I want to double check because I fell this is quite severe.

That depends on your context. In a typical iOS app, crashing the process generally isn’t a big deal. The user relaunches your app and continues on with their work. If there’s a possibility that the user might lose a significant amount of work, you should already have a strategy in place for persisting that.

Keep in mind that, if you continue running when things are completely hosed — like, in my example, where FileManager.url(for:in:appropriateFor:create:) has failed — it’s unlikely that you’ll continue much further. Unless you’re fanatical about validating all of your error handling code paths, you’ll likely run into a bug in one of them. Additionally, it’s possible that the original failure was collateral damage from some underlying failure, and that will cause other failures elsewhere in your process. If you continue running you could crash somewhere else, perhaps in framework code, something that’s much harder to debug.
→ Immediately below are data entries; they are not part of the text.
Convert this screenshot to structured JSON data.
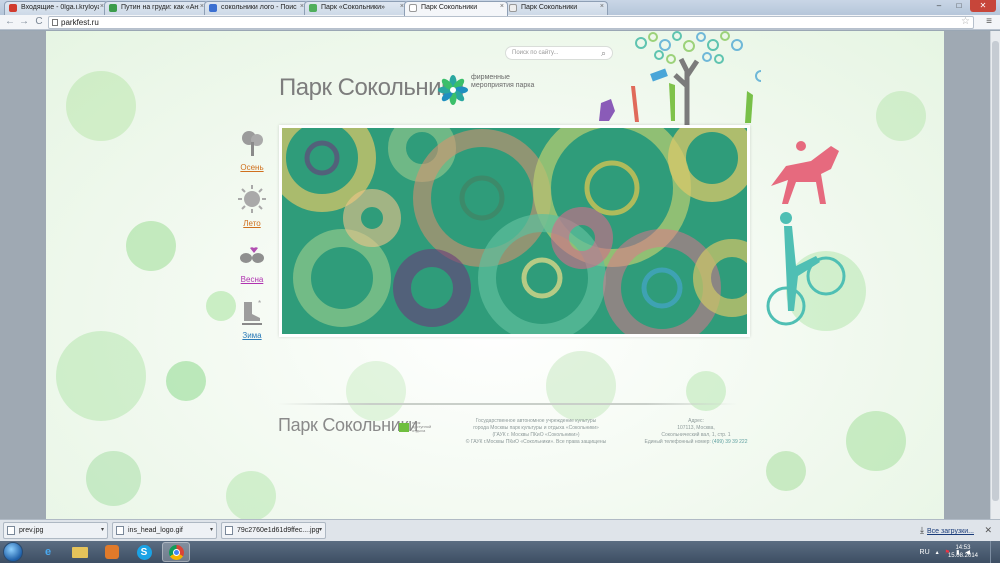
{
  "browser": {
    "tabs": [
      {
        "label": "Входящие - 0lga.i.kryloya",
        "color": "#d13b2e"
      },
      {
        "label": "Путин на груди: как «Ан»",
        "color": "#3b9c4b"
      },
      {
        "label": "сокольники лого - Поис",
        "color": "#3b6fd1"
      },
      {
        "label": "Парк «Сокольники»",
        "color": "#4fae5c"
      },
      {
        "label": "Парк Сокольники",
        "color": "#ffffff"
      },
      {
        "label": "Парк Сокольники",
        "color": "#dddddd"
      }
    ],
    "active_tab": 4,
    "address": "parkfest.ru",
    "window_controls": {
      "minimize": "–",
      "maximize": "□",
      "close": "✕"
    },
    "nav": {
      "back": "←",
      "forward": "→",
      "reload": "C"
    },
    "icons": {
      "star": "star-icon",
      "menu": "menu-icon"
    }
  },
  "site": {
    "search_placeholder": "Поиск по сайту...",
    "logo_title": "Парк Сокольники",
    "logo_subtitle": "фирменные мероприятия парка",
    "seasons": [
      {
        "label": "Осень",
        "color": "#d0701e",
        "icon": "tree-icon"
      },
      {
        "label": "Лето",
        "color": "#d0701e",
        "icon": "sun-icon"
      },
      {
        "label": "Весна",
        "color": "#b033b0",
        "icon": "birds-icon"
      },
      {
        "label": "Зима",
        "color": "#2a7bb8",
        "icon": "skate-icon"
      }
    ],
    "footer": {
      "logo": "Парк Сокольники",
      "mark_text": "парк доступной отдыха",
      "org_line1": "Государственное автономное учреждение культуры",
      "org_line2": "города Москвы парк культуры и отдыха «Сокольники»",
      "org_line3": "(ГАУК г. Москвы ПКиО «Сокольники»)",
      "copyright": "© ГАУК г.Москвы ПКиО «Сокольники». Все права защищены",
      "address_label": "Адрес:",
      "address_zip": "107113, Москва,",
      "address_street": "Сокольнический вал, 1, стр. 1",
      "phone_label": "Единый телефонный номер:",
      "phone": "(499) 39 39 222"
    }
  },
  "downloads": {
    "items": [
      "prev.jpg",
      "ins_head_logo.gif",
      "79c2760e1d61d9ffec....jpg"
    ],
    "show_all": "Все загрузки...",
    "close": "✕"
  },
  "taskbar": {
    "apps": [
      "start",
      "ie",
      "explorer",
      "media",
      "skype",
      "chrome"
    ],
    "lang": "RU",
    "time": "14:53",
    "date": "15.08.2014"
  }
}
There’s a balance to be struck here:

• How probable is the error?

• What are the consequences of crashing?

• How likely is it that you’ll be able to do any useful recovery?
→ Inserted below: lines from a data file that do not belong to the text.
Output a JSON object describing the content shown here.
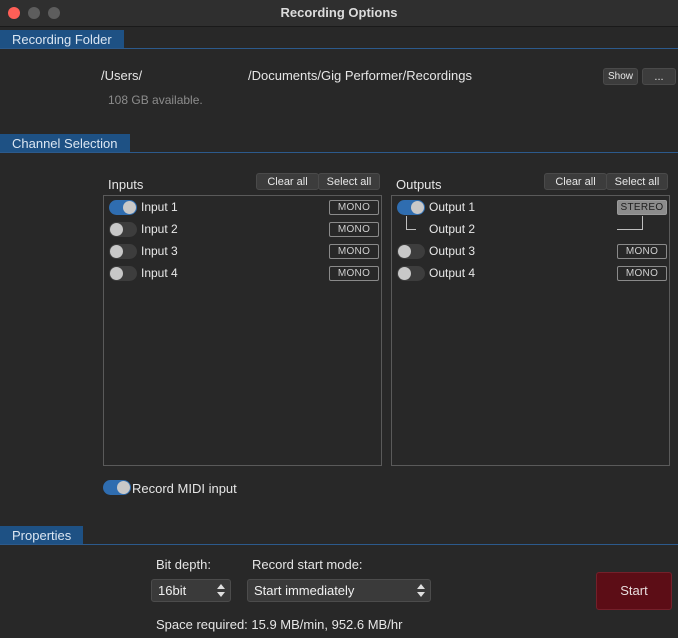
{
  "window": {
    "title": "Recording Options"
  },
  "folder": {
    "header": "Recording Folder",
    "path_prefix": "/Users/",
    "path_suffix": "/Documents/Gig Performer/Recordings",
    "available": "108 GB available.",
    "show_label": "Show",
    "browse_label": "..."
  },
  "channels": {
    "header": "Channel Selection",
    "inputs": {
      "title": "Inputs",
      "clear_label": "Clear all",
      "select_label": "Select all",
      "items": [
        {
          "name": "Input 1",
          "mode": "MONO",
          "enabled": true
        },
        {
          "name": "Input 2",
          "mode": "MONO",
          "enabled": false
        },
        {
          "name": "Input 3",
          "mode": "MONO",
          "enabled": false
        },
        {
          "name": "Input 4",
          "mode": "MONO",
          "enabled": false
        }
      ]
    },
    "outputs": {
      "title": "Outputs",
      "clear_label": "Clear all",
      "select_label": "Select all",
      "items": [
        {
          "name": "Output 1",
          "mode": "STEREO",
          "enabled": true
        },
        {
          "name": "Output 2"
        },
        {
          "name": "Output 3",
          "mode": "MONO",
          "enabled": false
        },
        {
          "name": "Output 4",
          "mode": "MONO",
          "enabled": false
        }
      ]
    },
    "midi_label": "Record MIDI input",
    "midi_enabled": true
  },
  "properties": {
    "header": "Properties",
    "bit_depth_label": "Bit depth:",
    "bit_depth_value": "16bit",
    "start_mode_label": "Record start mode:",
    "start_mode_value": "Start immediately",
    "space_required": "Space required: 15.9 MB/min, 952.6 MB/hr",
    "start_label": "Start"
  },
  "colors": {
    "section": "#1e5184",
    "toggle_on": "#2f6db0",
    "start": "#5c0d16",
    "close": "#ff5f57"
  }
}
• How likely is it that you’ll make things worse by attempting a recovery?

• How much does it cost you to write and test all that error handling code?

The answer here is different for each program and for the various errors within that program. My point is that crashing early is a valid option in some circumstances.

Finally, I want to stress that you shouldn’t get too hung up about the presence of a !. Many folks get worried by someArray.first! but wouldn’t bat an eyelid at someArray[0], even though the latter is more worrying IMO (because if someArray is actually an array slice, the first index won’t be 0).

Share and Enjoy

Quinn “The Eskimo!” @ DTS @ Apple

This quite I think too. I fell something is missing about error handling in Swift. Are we alone thinking that?

Are we alone thinking that?

No, although most of the desire for this is coming from the server side. One advantage of Swift on the server is performance. To get that performance, you must use a single process to serve multiple requests. That’s problematic when the default response to these runtime checks is to terminate your process.

Fixing this is not easy, and it’s also not something that I’m involved in. If you’d like to help drive a solution, you should hop over to one of the areas where folks talk about The Future™:

• Evolution for a general solution

• Server if you’re specifically concerned with the server side of this

There’s been a bunch of threads about this before (especially in the server space), although I don’t have any specific references handy.

Share and Enjoy

Quinn “The Eskimo!” @ DTS @ Apple

I'll add to the picture the Swift Concurrency Manifesto by @Chris_Lattner3. Fault isolation is discussed in its "Part 3: Reliability through fault isolation" chapter.

I'm not quite sure this is the last version of this document. You can also search for more threads that talk about error tolerance with the "async/await" or "actor" keywords.

We'd like to have fault tolerance / emergency recovery for the server use-case, but you shouldn't expect it to be compromise-free, and in the meantime I would encourage you to just accept faults on programmer errors rather than trying to radically reshape everything to be a recoverable error at the language level.

Unfortunately, this isn't really an option for any kind of production app. One single bad edge case request that wasn't foreseen and the API is down for everybody?
Of course, it's possible to mitigate this by some other orchestration - load balancers and health checks, for example - but it's far from ideal.

I understand that server side Swift is still young and hasn't really been that much of a priority, but this is becoming a huge problem for us currently.

This would be one I opened. There was some useful discussion, but no outcome as of yet, as far as I can see.

Health checks and load balancers are good ideas anyway, and even if Swift perfectly isolated threads/actors and tore down faulty ones without compromise, it’s not obvious that doing that to an arbitrary thread/actor would leave you with a functioning system. Meanwhile, trying to make literally every precondition check in Swift into a recoverable error sure seems like it would leave you with an awful language.